小学校のときに、僕はそう教わった。ほぼ同世代の妻も同じだと言った。

今は、どう教わっているのだろう? 1980年でさえ、アメリカのある州の教科書には「現代の日本」として、ちょんまげの人々の写真が掲載されていたという。日本の歴史教科書も、この30年くらいで、「大化の改新」をはじめ、大きく変わった。

 

中学や高校になると、もう少し踏み込んだ事情を知らされるようになる。日露戦争はロシア革命と重なり、ロシアは、日本との戦争どころではなくなっていた。日本も戦費がかさんで困っていた。ロシアが講和を求めて、日本も合意した。

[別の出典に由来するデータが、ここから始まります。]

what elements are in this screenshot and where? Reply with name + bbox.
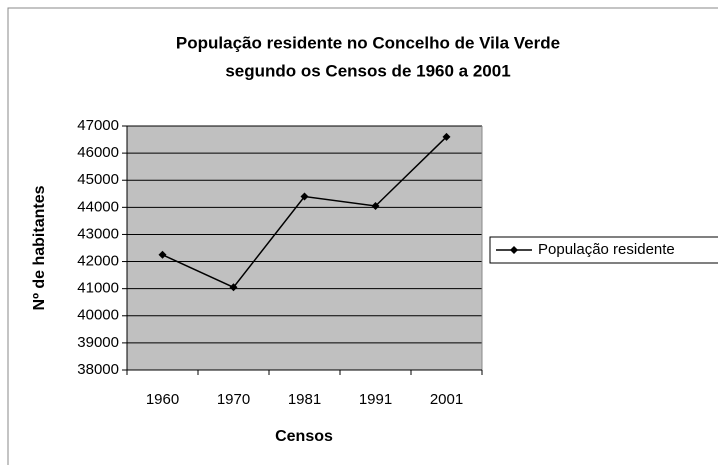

だから、勝者はない、と。

 

それでも、日露戦争当時の人々の目は、別の「事実」に向けられていたようだ。

日本海海戦における東郷平八郎の知略と勝利。人々が信じたのは、そうした勇ましく誇らしい逸話だ。そして小国日本が、どれほど巨大な国を相手に勇敢に戦い、勝利を得たか…。

 

富国強兵、欧米列強に肩を並べることに心血を注ぐ明治政府。そのための国威高揚策。当時の人々が、東郷平八郎の偉業を口の端に上らすのは当たり前だ。

 

でも昭和末期の「バブル」が終わっても、日露戦争のそうした逸話は、何年かに一度テレビでドラマ化されていた。日露戦争から85年もたち、その間に「民主主義国家」となったはずなのに、同じトーンで描かれる戦争…。

 

神風神話。

日本は特別な国、というコンセンサスが国民に植えつけられているのかもしれない。

政治家が、それを放っておくはずはない。

 

蒙古襲来時に台風がやってきて、蒙古の船を追い払った。

日清・日露戦争の「連勝」で、日本にはつねに神風が吹くという印象がつくられ、第二次世界大戦では「神国ニッポン」がアメリカに負けるわけがない、と、戦意をあおった。

 

結局、緒戦以外は負け続け、最後は「「神風」特攻隊」と言われる捨て身の戦術だ。

今度は、若者たちに命を捨てさせるために、「神風」を用いた。

一方、戦争の最高責任者は、東京裁判でバカを装い、自分の命を長らえようとした。

 

「神」と「戦争」が結び付けられた発言に、日本人の多くがアレルギーを起こすのは、このふたつを利用して、国民の命を無駄に散らせた「日本の政治家のやり口」を思い出すからだ。